Рейсфедер, поставив последнюю клейкую точку, отполз под верхний карниз Картинной Галереи и стал ждать, когда летающие животные, которых он так хорошо изобразил, придут в гости к своим отражениям.

1972, № 5
Святослав Славчев (Болгария)
ЗОВ


Рис. Р. Авотина

Научно-фантастический рассказ

Планета была маленькая и дикая, одна из тех планетишек между Вегой и Орионом, о которой никто никогда не вспоминал. Да и кто бы стал ее вспоминать — мертворожденную космическую карлицу, битком набитую растрескавшимися острыми скалами, пустынную и печальную, пребывающую в одиночестве с первого дня творения. В астронавигационных справочниках графа «Медея» не очень-то радовала глаз обилием информации. Обычно там значилось: период вращения; расстояние до двойного желтого солнца; координаты единственной астрофизической станции, обслуживаемой довольно старыми, если не сказать древними, биоавтоматами. Даже опытные командиры Базы разводили руками, если кто-то случайно интересовался Медеей.

И Ферн знал не больше других. Правда, ему довелось однажды пролететь мимо Медеи — на предмет уточнения координат астростанции. Координаты он уточнил — тут роботы потрудились на славу! — но вслед за тем он обследовал десяток-другой столь же скучных планеток, выполнял такие же нудные задания, так что, прилетев на Базу, он начисто забыл о Медее. В довершение ко всему где-то запропастились уточненные координаты…

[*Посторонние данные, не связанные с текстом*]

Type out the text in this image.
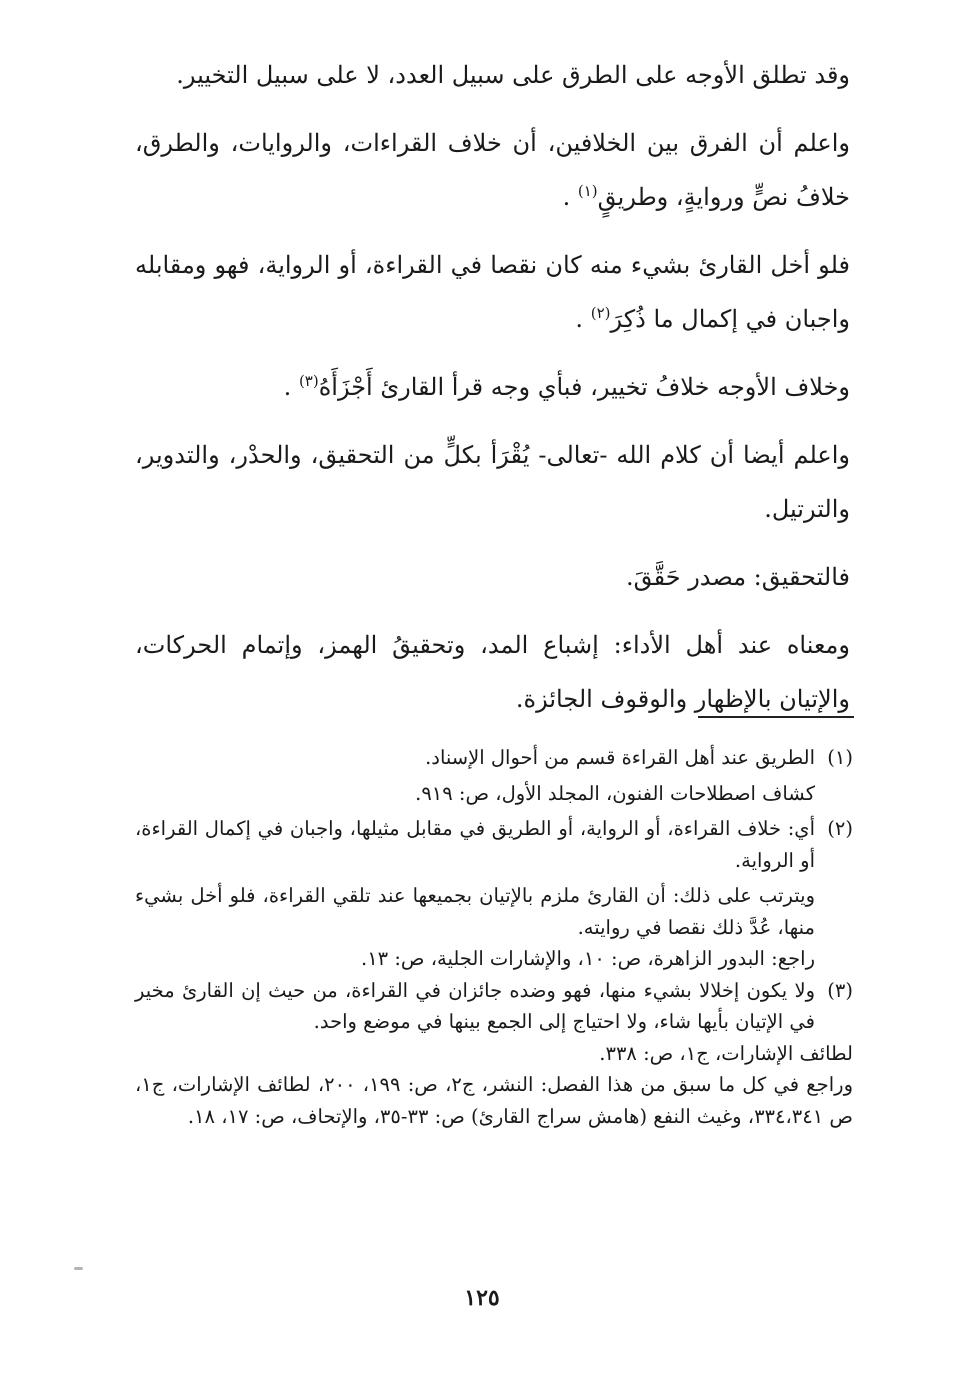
وقد تطلق الأوجه على الطرق على سبيل العدد، لا على سبيل التخيير.

واعلم أن الفرق بين الخلافين، أن خلاف القراءات، والروايات، والطرق، خلافُ نصٍّ وروايةٍ، وطريقٍ$^{(١)}$ .

فلو أخل القارئ بشيء منه كان نقصا في القراءة، أو الرواية، فهو ومقابله واجبان في إكمال ما ذُكِرَ$^{(٢)}$ .

وخلاف الأوجه خلافُ تخيير، فبأي وجه قرأ القارئ أَجْزَأَهُ$^{(٣)}$ .

واعلم أيضا أن كلام الله -تعالى- يُقْرَأ بكلٍّ من التحقيق، والحدْر، والتدوير، والترتيل.

فالتحقيق: مصدر حَقَّقَ.

ومعناه عند أهل الأداء: إشباع المد، وتحقيقُ الهمز، وإتمام الحركات، والإتيان بالإظهار والوقوف الجائزة.

(١)

الطريق عند أهل القراءة قسم من أحوال الإسناد.

كشاف اصطلاحات الفنون، المجلد الأول، ص: ٩١٩.

(٢)

أي: خلاف القراءة، أو الرواية، أو الطريق في مقابل مثيلها، واجبان في إكمال القراءة، أو الرواية.

ويترتب على ذلك: أن القارئ ملزم بالإتيان بجميعها عند تلقي القراءة، فلو أخل بشيء منها، عُدَّ ذلك نقصا في روايته.

راجع: البدور الزاهرة، ص: ١٠، والإشارات الجلية، ص: ١٣.

(٣)

ولا يكون إخلالا بشيء منها، فهو وضده جائزان في القراءة، من حيث إن القارئ مخير في الإتيان بأيها شاء، ولا احتياج إلى الجمع بينها في موضع واحد.

لطائف الإشارات، ج١، ص: ٣٣٨.

وراجع في كل ما سبق من هذا الفصل: النشر، ج٢، ص: ١٩٩، ٢٠٠، لطائف الإشارات، ج١، ص ٣٣٤،٣٤١، وغيث النفع (هامش سراج القارئ) ص: ٣٣-٣٥، والإتحاف، ص: ١٧، ١٨.

١٢٥
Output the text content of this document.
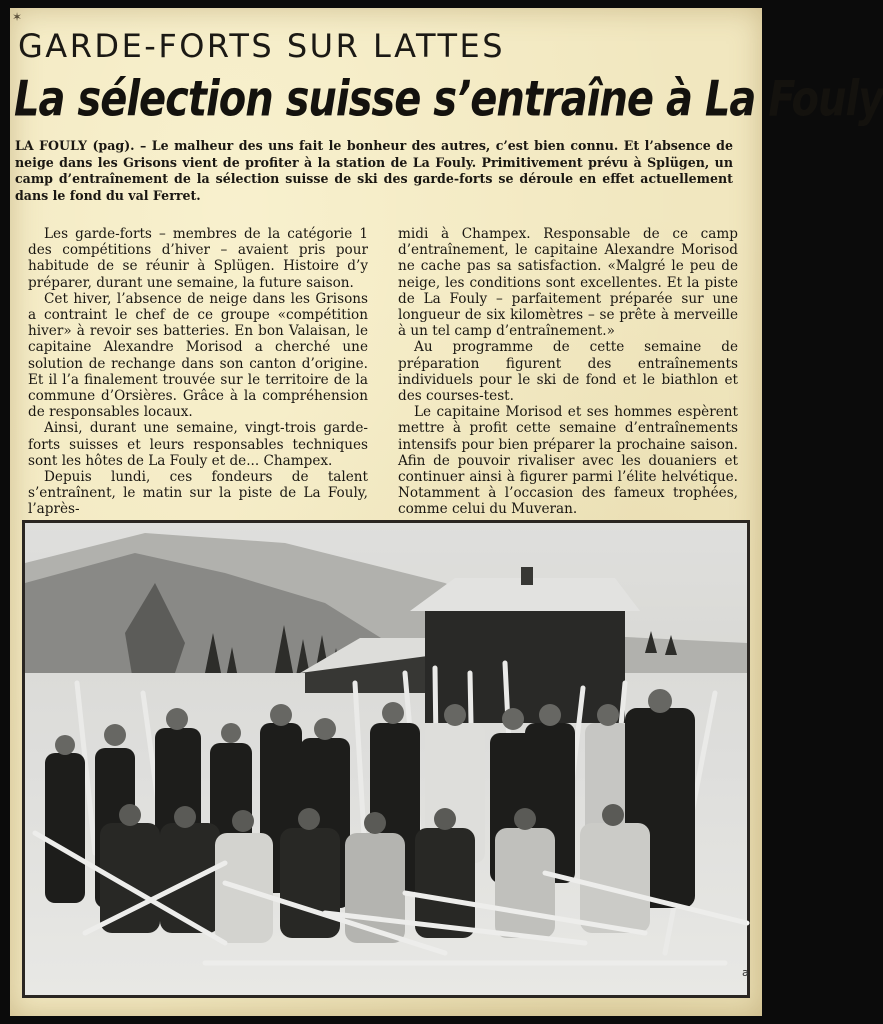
✶
GARDE-FORTS SUR LATTES
La sélection suisse s’entraîne à La Fouly
LA FOULY (pag). – Le malheur des uns fait le bonheur des autres, c’est bien connu. Et l’absence de neige dans les Grisons vient de profiter à la station de La Fouly. Primitivement prévu à Splügen, un camp d’entraînement de la sélection suisse de ski des garde-forts se déroule en effet actuellement dans le fond du val Ferret.

Les garde-forts – membres de la catégorie 1 des compétitions d’hiver – avaient pris pour habitude de se réunir à Splügen. Histoire d’y préparer, durant une semaine, la future saison.

Cet hiver, l’absence de neige dans les Grisons a contraint le chef de ce groupe «compétition hiver» à revoir ses batteries. En bon Valaisan, le capitaine Alexandre Morisod a cherché une solution de rechange dans son canton d’origine. Et il l’a finalement trouvée sur le territoire de la commune d’Orsières. Grâce à la compréhension de responsables locaux.

Ainsi, durant une semaine, vingt-trois garde-forts suisses et leurs responsables techniques sont les hôtes de La Fouly et de... Champex.

Depuis lundi, ces fondeurs de talent s’entraînent, le matin sur la piste de La Fouly, l’après-

midi à Champex. Responsable de ce camp d’entraînement, le capitaine Alexandre Morisod ne cache pas sa satisfaction. «Malgré le peu de neige, les conditions sont excellentes. Et la piste de La Fouly – parfaitement préparée sur une longueur de six kilomètres – se prête à merveille à un tel camp d’entraînement.»

Au programme de cette semaine de préparation figurent des entraînements individuels pour le ski de fond et le biathlon et des courses-test.

Le capitaine Morisod et ses hommes espèrent mettre à profit cette semaine d’entraînements intensifs pour bien préparer la prochaine saison. Afin de pouvoir rivaliser avec les douaniers et continuer ainsi à figurer parmi l’élite helvétique. Notamment à l’occasion des fameux trophées, comme celui du Muveran.

a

— Да, нелепица вышла с проклятыми координатами, — бормотал Ферн, глядя на табло перед собой. На экране извивались спокойные светлые линии, и все в кабине было спокойно, все, кроме самого Ферна. — А этим крикунам с Базы только того и надо. Обстановочка на Медее тебе, мол, уже не в новинку, трассу знаешь назубок, ну и все такое прочее…

Он наклонился, утопил клавишу дополнительных иллюминаторов. Ферн понимал, что его обвинения необоснованны: кто-то все равно должен был лететь сюда, поскольку с Гелианом случилось такое, — но никак не мог унять раздражение. Тем более что полет не предвещал ничего хорошего.

Как зрачки, медленно расширялись иллюминаторы. На какие-то мгновения в кабину хлынула чернота космоса, но автоматы тотчас выровняли освещение. Ферн поглядел в прозрачный купол под собой. Внизу и вправо брезжила Медея — точно такая, какой он увидел ее в первый раз. Серо-желтый, беспрестанно увеличивающийся круг. Пока еще нельзя было различить подробностей, но даже из такой дали она выглядела не ахти как гостеприимно.

— Опускаюсь, забираю Гелиана — и ни минуты дольше. Ко всем чертям отсюда! — рассудил Ферн. В сущности, он еще не очень-то представлял, как он опустится и как заберет Гелиана, поскольку не знал доподлинно, что же с Гелианом случилось. То, о чем упоминала Селена, когда, встревоженная, появилась на экране стереовизора в Базе, не значило ничего. Клаустрофобия. Космический психоз. Такое может приключиться с каждым. Летишь, наматываешь парсеки на спидометр, и заодно с приборами, заодно с броней и дюзами корабля изнашиваются какие-то неведомые механизмы, скрытые глубоко в сознании. И все идет более-менее сносно до тех пор, пока один из таких механизмов не начнет работать вразнос или просто отключается, и тогда пилот, с которым ты перебрасывался кое-какими словечками относительно достоинств и недостатков трасс, с которым ты вместе коротал время на Базе или ругался по глупости, перестает быть пилотом и становится безумцем, маньяком, и потому его надлежит незамедлительно вытянуть из пасти некой планетишки, ну, к примеру, из пасти Медеи.

Посадочная площадка была крохотной — строили ее в те времена, когда возводили астростанцию, а после никто не позаботился о расширении. Где-то в центре бетонного поля Ферн заметил отсвечивающую серебром ракету. Пришлось маневрировать перед посадкой.

Это была ракета Гелиана. Она стояла целой и невредимой. Доброе предзнаменование, отметил он про себя и начал обшаривать взглядом окрестности, ища станцию, но тут вспомнил, что станция на Медее втиснута глубоко в скалы.

Ферн выскользнул из люка и огляделся. Он перевидал на своем веку немало убогих, а то и безобразных планет, но эта уродина побила все рекорды. Желтое и черное, и опять желтое и черное, словно спина исполинской осы, уползающей за горизонт. Но если желтые пески везде были одинакового лимонного цвета, то черные скалы переливались множеством оттенков: чернильно-черные, бархатисто-черные, лоснящиеся чернотой, как шкура мокрого зверя.